Apart from irrigation, which is becoming a priority because of the current drought ravaging our country, President Museveni’s New Year message was largely a rehash of old ideas about the road to middle income status.
It was all about a song we are so familiar with that some of us can sing it in our sleep: Jobs for the youth, security, Bujagali, “donating” millions of dollars to foreigners by importing more and exporting less, etc.
Reading from a prepared script, the President reminded us for the umpteenth time that for the first time in 500 years Uganda is enjoying total peace and nobody is going to disturb that peace. Great!
What the presidential speech writers forgot was to pencil in a line about how for the first time in 40 years, Ugandans were totally united in joy last year when the national football team – Uganda Cranes – returned to the finals of the Africa Cup of Nations (Afcon) tournament.
That achievement, in the minds of many of us, especially the youth, was far more momentous than anything else money could buy.
It spoke volumes about who we are, what we are capable of accomplishing and where we stand on the global arena. It encapsulated our sense of dignity and self-respect.
The crown of our achievement in 2016 was the naming of Cranes goalie Denis Onyango among the world’s best goalkeepers. What a year!
Surely, after the President said, “I wish you all a happy 2017” he should have added, “And I wish Uganda Cranes success at Afcon 2017.” Those nine words might have sent our players to “cloud nine”. They would have suggested that it is not only a cat that has nine lives, but the Crested Crane – our national symbol – is also capable of rising from the ashes like a phoenix, the mythological bird said to burn itself and be born again from the ashes.
January 17 – when Uganda clashes with Mali in Gabon – is so eagerly awaited that a sports newscaster for NBS TV recently captured the mood in this way: “Everyday is Uganda Cranes day until we leave Gabon.”
If I had the President’s ear, I would whisper a suggestion that he makes a surprise appearance in Gabon on that day to support the Cranes.
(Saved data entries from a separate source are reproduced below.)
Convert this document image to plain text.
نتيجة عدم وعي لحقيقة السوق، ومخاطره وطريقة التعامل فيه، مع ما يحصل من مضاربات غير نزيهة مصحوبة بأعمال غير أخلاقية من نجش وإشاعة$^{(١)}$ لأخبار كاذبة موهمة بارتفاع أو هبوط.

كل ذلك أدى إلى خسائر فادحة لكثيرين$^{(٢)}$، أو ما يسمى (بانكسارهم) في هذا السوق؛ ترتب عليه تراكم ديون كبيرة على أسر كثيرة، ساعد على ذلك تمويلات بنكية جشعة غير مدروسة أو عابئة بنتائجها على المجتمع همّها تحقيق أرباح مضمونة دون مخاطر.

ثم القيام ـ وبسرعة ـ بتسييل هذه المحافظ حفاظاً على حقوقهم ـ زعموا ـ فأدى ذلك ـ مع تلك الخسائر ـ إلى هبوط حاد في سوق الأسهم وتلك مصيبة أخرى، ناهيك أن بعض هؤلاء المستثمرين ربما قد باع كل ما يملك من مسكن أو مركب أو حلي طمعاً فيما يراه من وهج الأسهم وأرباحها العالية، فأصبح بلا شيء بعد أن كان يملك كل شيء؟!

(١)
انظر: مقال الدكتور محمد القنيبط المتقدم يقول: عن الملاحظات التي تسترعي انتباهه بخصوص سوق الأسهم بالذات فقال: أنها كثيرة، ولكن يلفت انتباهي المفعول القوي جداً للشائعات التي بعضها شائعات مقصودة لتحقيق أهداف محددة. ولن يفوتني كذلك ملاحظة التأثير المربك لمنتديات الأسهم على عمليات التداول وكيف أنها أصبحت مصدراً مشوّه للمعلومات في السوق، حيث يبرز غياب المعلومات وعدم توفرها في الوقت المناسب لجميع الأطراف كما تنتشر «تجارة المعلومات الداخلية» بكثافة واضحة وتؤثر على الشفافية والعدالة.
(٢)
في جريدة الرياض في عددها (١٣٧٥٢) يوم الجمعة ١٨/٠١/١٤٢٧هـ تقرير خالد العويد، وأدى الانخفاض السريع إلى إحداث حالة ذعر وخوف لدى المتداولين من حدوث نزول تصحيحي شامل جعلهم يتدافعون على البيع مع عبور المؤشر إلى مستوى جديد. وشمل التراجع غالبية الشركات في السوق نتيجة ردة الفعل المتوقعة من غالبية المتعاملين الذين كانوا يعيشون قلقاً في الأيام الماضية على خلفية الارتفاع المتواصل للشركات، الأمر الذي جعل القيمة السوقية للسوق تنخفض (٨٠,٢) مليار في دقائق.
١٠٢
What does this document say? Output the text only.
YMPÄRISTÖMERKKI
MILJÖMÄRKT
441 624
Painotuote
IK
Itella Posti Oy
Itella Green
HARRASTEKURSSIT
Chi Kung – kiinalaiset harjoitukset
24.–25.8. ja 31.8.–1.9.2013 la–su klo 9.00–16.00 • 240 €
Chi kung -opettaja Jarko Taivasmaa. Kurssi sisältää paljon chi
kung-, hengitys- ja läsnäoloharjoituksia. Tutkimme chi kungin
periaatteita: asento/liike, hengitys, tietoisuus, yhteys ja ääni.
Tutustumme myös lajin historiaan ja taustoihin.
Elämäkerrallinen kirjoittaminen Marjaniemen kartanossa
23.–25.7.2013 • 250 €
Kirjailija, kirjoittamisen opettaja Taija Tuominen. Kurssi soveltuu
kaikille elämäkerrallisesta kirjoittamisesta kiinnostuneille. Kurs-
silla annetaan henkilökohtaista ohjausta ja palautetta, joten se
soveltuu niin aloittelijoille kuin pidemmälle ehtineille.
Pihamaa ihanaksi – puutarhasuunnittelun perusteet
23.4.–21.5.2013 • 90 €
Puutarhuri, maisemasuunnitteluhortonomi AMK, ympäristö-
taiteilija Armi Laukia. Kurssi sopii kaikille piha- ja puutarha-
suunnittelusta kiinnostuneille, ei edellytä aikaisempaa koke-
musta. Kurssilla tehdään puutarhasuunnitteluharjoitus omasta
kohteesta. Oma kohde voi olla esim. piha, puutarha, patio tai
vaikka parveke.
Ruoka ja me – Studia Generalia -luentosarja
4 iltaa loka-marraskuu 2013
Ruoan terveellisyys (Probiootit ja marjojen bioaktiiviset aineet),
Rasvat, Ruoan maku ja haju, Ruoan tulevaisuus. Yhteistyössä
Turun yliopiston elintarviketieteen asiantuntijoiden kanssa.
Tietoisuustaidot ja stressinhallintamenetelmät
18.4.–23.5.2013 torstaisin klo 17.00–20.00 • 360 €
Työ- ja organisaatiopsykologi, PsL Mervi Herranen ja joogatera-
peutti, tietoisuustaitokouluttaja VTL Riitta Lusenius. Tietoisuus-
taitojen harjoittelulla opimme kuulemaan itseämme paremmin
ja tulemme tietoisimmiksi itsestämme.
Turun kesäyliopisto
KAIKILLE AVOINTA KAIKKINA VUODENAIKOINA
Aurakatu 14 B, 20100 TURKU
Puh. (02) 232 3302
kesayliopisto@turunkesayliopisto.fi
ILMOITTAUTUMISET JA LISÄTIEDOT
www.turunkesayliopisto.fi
Can you imagine how the morale of our players would be boosted by the announcement of the presence of the President of the Republic of Uganda?
I remember the time when Cranes used to be regulars at Afcon finals in the 1970s. The then president, Idi Amin – God bless his soul – would drop in unannounced to see how the players were doing in their training camp. He would want to find out whether they ate well. He would give them a pep talk about how they were the best.
What would Amin do now? He would probably grab coach ‘Micho’ by the shoulders and tell him: “Your name is no longer ‘Micho’ but ‘Omach’. Go fly our flag high and bring me that cup.”
Flying the national colours high is only part of the need for government to support football. Football provides a vast untapped opportunity to invest in human capital development. Today, the obsession of our young men about football is part of the three Bs that keep them in trading centres all day and half the night: Betting, booze and bimbos (attractive, unintelligent women).
We need to redirect that obsession to worthy causes. The Chinese, for example, are investing heavily in improving domestic football.
They want to become the first from South East Asia to win the World Cup. So they have a short-term plan to establish 20,000 football academies churning out thousands of footballers. They want to build a football culture in their country.
What this means is that it is not only through cheap shoes, electronics and whatnot that we’ll continue “donating” millions of dollars to China. Sooner or later, we’ll be importing footballers from China on the – well – cheap!